The writer of the program runs it and reports the result: 1.81280494737. How can one assess that this result is correct? There is no exactly known result to compare with. Also, the program above is not well suited for switching to an integrand where we can compare with an exact answer, because several lines need modification.
A fundamental software engineering practice is to use functions for splitting a program into natural pieces, and if possible, make these functions sufficiently general to be reused in other problems. In the present problem we should strive for the following principles:
Trapezoidal.m containing
function r = Trapezoidal(f, a, b, n)
% Numerical integration from a to b
% with n intervals by the Trapezoidal rule
f = fcnchk(f);
h = (b-a)/n;
s = 0.5*(f(a) + f(b));
for i = 1:n-1
s = s + f(a+i*h);
end
r = h*s;
The special \( g(t) \) function can be implemented in a separate file g.m
or put in the main program. The function becomes
function v = g(t)
v = exp(-t^4)
end
Finally, a specialized main program (main.m) solves the problem at hand:
a = -2; b = 2;
n = 1000;
result = Trapezoidal(@g, a, b, n);
disp(result);
exit
The important feature of this solution is that Trapezoidal.m can be
reused for "any" integral.
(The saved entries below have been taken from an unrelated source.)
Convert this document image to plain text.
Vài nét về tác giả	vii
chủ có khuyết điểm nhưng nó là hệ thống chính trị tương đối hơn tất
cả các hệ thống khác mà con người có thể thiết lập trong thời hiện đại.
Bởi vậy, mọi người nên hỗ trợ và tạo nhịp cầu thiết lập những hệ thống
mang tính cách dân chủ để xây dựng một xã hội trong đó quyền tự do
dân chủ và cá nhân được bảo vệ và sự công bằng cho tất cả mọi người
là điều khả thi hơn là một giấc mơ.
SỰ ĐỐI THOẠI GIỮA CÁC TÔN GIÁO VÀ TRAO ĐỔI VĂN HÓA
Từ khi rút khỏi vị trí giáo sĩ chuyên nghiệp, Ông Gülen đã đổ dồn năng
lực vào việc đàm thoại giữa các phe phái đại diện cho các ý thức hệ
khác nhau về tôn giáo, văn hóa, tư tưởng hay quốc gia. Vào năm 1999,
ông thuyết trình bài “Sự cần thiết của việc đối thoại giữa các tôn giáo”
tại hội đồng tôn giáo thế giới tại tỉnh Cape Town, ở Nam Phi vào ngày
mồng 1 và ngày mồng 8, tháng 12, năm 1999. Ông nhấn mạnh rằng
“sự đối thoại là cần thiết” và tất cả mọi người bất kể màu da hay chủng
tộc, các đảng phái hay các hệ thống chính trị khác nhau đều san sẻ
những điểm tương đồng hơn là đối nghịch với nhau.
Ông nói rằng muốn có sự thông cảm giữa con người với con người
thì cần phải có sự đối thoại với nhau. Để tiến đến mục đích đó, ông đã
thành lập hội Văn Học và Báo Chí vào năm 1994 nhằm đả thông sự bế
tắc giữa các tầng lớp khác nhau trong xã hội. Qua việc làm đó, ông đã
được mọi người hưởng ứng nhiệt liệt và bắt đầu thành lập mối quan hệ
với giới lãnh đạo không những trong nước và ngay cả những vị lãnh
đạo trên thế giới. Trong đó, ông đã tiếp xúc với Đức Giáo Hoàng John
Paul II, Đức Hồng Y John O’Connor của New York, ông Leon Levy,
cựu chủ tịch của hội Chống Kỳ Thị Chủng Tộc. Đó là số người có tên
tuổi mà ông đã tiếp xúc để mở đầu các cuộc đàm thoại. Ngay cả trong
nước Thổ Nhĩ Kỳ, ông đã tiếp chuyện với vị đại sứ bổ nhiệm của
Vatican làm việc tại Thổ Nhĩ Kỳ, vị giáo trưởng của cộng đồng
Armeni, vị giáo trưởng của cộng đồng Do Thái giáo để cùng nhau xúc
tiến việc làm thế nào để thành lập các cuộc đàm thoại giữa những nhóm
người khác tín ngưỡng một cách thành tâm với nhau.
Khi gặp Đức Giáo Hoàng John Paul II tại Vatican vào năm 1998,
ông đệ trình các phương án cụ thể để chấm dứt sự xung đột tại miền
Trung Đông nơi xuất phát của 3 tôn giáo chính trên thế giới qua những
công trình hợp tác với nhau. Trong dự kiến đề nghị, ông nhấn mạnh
In particular, it is straightforward
to also integrate an integrand where we know the exact result.
An advantage of having the \( g(t) \) as a separate function is that we can easily send this function to a different integration method, e.g., Simpson's rule.
Both Solution 1 and Solution 2 are readily implemented in Python.
However, functions in Python do not need to be located in separate
files to be reusable, and therefore there is no psychological barrier
to put a piece of code inside a function. The consequence is that a
Python programmer is more likely to go for Solution 2.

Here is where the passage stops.